En réfléchissant à l'événement, Thao a exprimé sa désillusion face au climat actuel de l'application de la loi. Il a remis en question le but du voyage de sa famille en Amérique si la nation devient définie par de telles actions agressives.
« Nous sommes venus ici avec un but, n'est-ce pas ? ... Pour avoir un avenir brillant. Pour avoir un endroit sûr où vivre. Si cet endroit va devenir l'Amérique, qu'est-ce que nous faisons ici ? Pourquoi sommes-nous ici ? »
Perspectives
L'incident impliquant ChongLy Thao met en lumière l'intense examen entourant les opérations d'application de la loi sur l'immigration aux États-Unis. Alors que l'administration continue de mobiliser des milliers d'agents dans des régions comme Minneapolis, les rencontres individuelles sont de plus en plus soumises à l'examen du public.

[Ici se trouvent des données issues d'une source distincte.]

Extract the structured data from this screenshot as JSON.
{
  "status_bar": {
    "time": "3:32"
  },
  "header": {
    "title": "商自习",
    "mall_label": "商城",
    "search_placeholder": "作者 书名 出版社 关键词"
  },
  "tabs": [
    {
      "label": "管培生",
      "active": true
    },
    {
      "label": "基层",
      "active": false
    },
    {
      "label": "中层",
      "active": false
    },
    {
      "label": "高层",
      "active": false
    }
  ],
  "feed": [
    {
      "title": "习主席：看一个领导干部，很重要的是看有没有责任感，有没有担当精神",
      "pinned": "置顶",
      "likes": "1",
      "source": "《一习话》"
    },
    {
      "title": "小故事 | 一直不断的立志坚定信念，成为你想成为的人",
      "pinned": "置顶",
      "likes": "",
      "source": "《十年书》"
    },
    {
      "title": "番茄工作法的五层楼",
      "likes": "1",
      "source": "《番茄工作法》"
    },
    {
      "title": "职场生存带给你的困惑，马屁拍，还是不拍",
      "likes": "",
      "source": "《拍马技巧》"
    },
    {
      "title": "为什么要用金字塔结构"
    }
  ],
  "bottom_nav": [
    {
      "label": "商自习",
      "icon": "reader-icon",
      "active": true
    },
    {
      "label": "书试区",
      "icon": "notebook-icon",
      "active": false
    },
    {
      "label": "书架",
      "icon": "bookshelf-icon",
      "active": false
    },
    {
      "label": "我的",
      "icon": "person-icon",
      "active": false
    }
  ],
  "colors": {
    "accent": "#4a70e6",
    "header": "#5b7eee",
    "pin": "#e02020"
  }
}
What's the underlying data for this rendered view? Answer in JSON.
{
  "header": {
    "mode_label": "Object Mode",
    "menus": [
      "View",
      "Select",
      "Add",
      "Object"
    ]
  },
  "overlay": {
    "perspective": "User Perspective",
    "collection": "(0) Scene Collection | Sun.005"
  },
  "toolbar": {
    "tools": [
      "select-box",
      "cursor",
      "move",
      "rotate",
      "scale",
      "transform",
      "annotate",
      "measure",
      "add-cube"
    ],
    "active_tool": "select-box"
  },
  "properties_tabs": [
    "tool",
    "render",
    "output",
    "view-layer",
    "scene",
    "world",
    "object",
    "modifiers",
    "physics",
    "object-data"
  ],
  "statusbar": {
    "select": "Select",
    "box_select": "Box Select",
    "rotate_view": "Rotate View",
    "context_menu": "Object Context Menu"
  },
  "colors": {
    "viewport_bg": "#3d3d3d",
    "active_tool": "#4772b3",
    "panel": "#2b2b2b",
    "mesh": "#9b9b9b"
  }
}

Alors que le DHS maintient que leurs actions étaient une procédure standard pour garantir la sécurité, les preuves visuelles et les témoignages personnels ont suscité une inquiétude significative concernant le traitement des individus lors des raids. Les implications juridiques et sociales de ces tactiques continuent d'évoluer à mesure que les défis judiciaires se poursuivent.
« Il correspondait à la description des cibles. Comme dans n'importe quelle agence de police, il est de protocole standard de garder toutes les personnes en garde à vue dans une maison d'opération pour la sécurité du public et des forces de l'ordre. »
— Tricia McLaughlin, porte-parole du DHS
« Nous sommes venus ici avec un but, n'est-ce pas ? ... Pour avoir un avenir brillant. Pour avoir un endroit sûr où vivre. Si cet endroit va devenir l'Amérique, qu'est-ce que nous faisons ici ? Pourquoi sommes-nous ici ? »
— ChongLy Thao
Questions Fréquemment Posées
Qu'est-il arrivé à ChongLy Thao dans le Minnesota ?
ChongLy Thao, un citoyen américain naturalisé, a été détenu par des agents de l'ICE lors d'un raid sur son domicile. Il a été forcé de sortir par des températures glaciales portant seulement un sous-vêtement et des Crocs avant d'être emmené pour être traité et renvoyé chez lui.
Pourquoi le raid a-t-il été mené au domicile de Thao ?
Selon le Département de la Sécurité Intérieure, les agents enquêtaient sur deux délinquants sexuels condamnés censés être à l'adresse. Thao a été détenu après avoir refusé de fournir ses empreintes digitales ou de se soumettre à une identification faciale.
Comment l'incident a-t-il été reçu ?
La famille de Thao a décrit l'événement comme dégradant et traumatique. L'incident a également attiré l'attention dans le contexte des défis juridiques en cours concernant l'utilisation de tactiques agressives par les agences de l'application de la loi sur l'immigration.